Mouton noir, texte de Paul Molina, mise en scène de Wilmer Marquez

Mouton noir, texte de Paul Molina, mise en scène de Wilmer Marquez

Labellisé « Olympiade Culturelle » (bon ! )ce court spectacle a été créé à Equinoxe-Scène Nationale de Châteauroux (Indre). Ce solo à base autobiographique de Paul Molina ( vingt-huit ans) passionné de free-style est un cocktail de texte, acrobatie, jonglage avec un ballon. Hérité des figures réalisées aux entraînements par les joueurs de foot il y une vingtaine d’années, le « free-style» est encore peu connu en France mais assez populaire auprès des jeunes générations. Mais attention, il y faut une très bonne souplesse, une résistance physique, une exceptionnelle précision dans le geste et un travail tenace au quotidien…Bref, Paul Molina n’est pas n’importe qui.

Il y a deux ans, Jérôme Montchal, directeur d’Equinoxe-Scène Nationale à Châteauroux, l’avait vu s’exercer devant cette salle et lui a proposé de faire un spectacle. Paul Molina, avec Mélodie Joinville et Wilmer Marquez ont préparé et testé ce Mouton noir dans des festivals, avant de le créer en septembre dernier sur le plateau de cette Scène Nationale.
Ici, cela se passe dans un grand gymnase à Celin, une ville toute proche de Douai. Pas la grande chaleur! Pour accueillir une centaine de spectateurs dont beaucoup de jeunes et d’enfants les gradins en dur et devant des chaises en plastique et des bancs (pas attachés, merci la sécurité!). Le petit espace scénique un peu perdu dans cet arène sportive est au ras du sol donc pas non plus l’idéal pour le second et le troisième rang de spectateurs: ils ne voient pas toujours bien ses figures et ce genre de performance mériterait plus d’intimité mais bon, Paul Molina opère ici courageusement et sans micro H. F..

Il va nous raconter sa vie de jeune homme au lycée puis en classe prépa (première, deuxième année et redoublement) pour enfin intégrer non H.E.C. ou l’E.S.S.E.C. mais une autre grande école privée de commerce. Il travaillera ensuite dans une boîte de marketing. Déjà un beau parcours mais cette acrobatie-jonglage lui restera accroché au cœur et il y consacrera tout son temps libre.
Il a bien réussi à bien gagner sa vie après avoir réussi un concours difficile, alors pourquoi, se dit-il, ne pas aussi être le meilleur en free-style. Il sera troisième
au Super Ball 2022 (catégorie Rookie),au championnat du monde et il va avec ses complices créer Mouton noir.

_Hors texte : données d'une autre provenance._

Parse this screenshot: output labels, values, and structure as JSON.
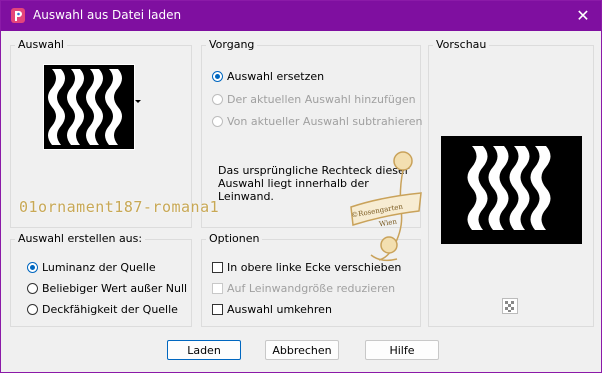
{
  "window": {
    "title": "Auswahl aus Datei laden",
    "app_icon": "paintshop-pro-icon",
    "close_glyph": "✕"
  },
  "auswahl": {
    "legend": "Auswahl",
    "thumbnail": "ornament-waves-preview"
  },
  "vorgang": {
    "legend": "Vorgang",
    "options": [
      {
        "label": "Auswahl ersetzen",
        "selected": true,
        "enabled": true
      },
      {
        "label": "Der aktuellen Auswahl hinzufügen",
        "selected": false,
        "enabled": false
      },
      {
        "label": "Von aktueller Auswahl subtrahieren",
        "selected": false,
        "enabled": false
      }
    ],
    "info_line1": "Das ursprüngliche Rechteck dieser",
    "info_line2": "Auswahl liegt innerhalb der",
    "info_line3": "Leinwand."
  },
  "vorschau": {
    "legend": "Vorschau"
  },
  "erstellen": {
    "legend": "Auswahl erstellen aus:",
    "options": [
      {
        "label": "Luminanz der Quelle",
        "selected": true
      },
      {
        "label": "Beliebiger Wert außer Null",
        "selected": false
      },
      {
        "label": "Deckfähigkeit der Quelle",
        "selected": false
      }
    ]
  },
  "optionen": {
    "legend": "Optionen",
    "checks": [
      {
        "label": "In obere linke Ecke verschieben",
        "checked": false,
        "enabled": true
      },
      {
        "label": "Auf Leinwandgröße reduzieren",
        "checked": false,
        "enabled": false
      },
      {
        "label": "Auswahl umkehren",
        "checked": false,
        "enabled": true
      }
    ]
  },
  "watermark": {
    "text": "01ornament187-romana1",
    "stamp_line1": "©Rosengarten",
    "stamp_line2": "Wien"
  },
  "buttons": {
    "ok": "Laden",
    "cancel": "Abbrechen",
    "help": "Hilfe"
  },
  "colors": {
    "titlebar": "#7f0fa0",
    "accent": "#0067c0"
  }
}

On le voit s’échauffer à vue avant l’entrée du public populaire -loin entre autres de celui des Ateliers Berthier-Odéon à Paris- et cela fait du bien… Ici, pas grand-chose à voir avec le théâtre proprement dit, même s’il y a un texte mais plutôt avec ce qu’on nomme la performance, en arts plastiques. Sur le mur du fond et sur le sol, des dalles noires s’imbriquant qu’il va retourner. Laissant apparaître des graffitis colorés et Paul Molina demandera au public de venir après le spectacle,  les compléter…

© Ch. Raynaud de Lage

© Ch. Raynaud de Lage

Paul Molina, avec humour et une incomparable virtuosité, jouer pendant quarante-cinq minutes de ce ballon rond. Avec aussi, la grande précision des footballers professionnels.  Il fait tourner sur un doigt. Ou allongé au sol, alternativement sur ses deux pieds. Ou il le fait circuler-figure connue chez les jongleurs-sur ses bras, puis sur la nuque. Brillantissimes, ces belles images poétiques ravissent le public.
Mais le texte -pas toujours clair-est un peu faible et on aurait aimé qu’il ait cette même précision et cette même poésie, pour nous dire qui il a été et qui est maintenant l’artiste intermittent qu’il est devenu? Quels sont ses espoirs ses doutes et ceux de ses parents? Comment se voit-il dans quelques années? Pourquoi cette discipline très exigeante fait-elle partie au plus profond de sa vie ? Là, cette autobiographie a un goût de trop peu….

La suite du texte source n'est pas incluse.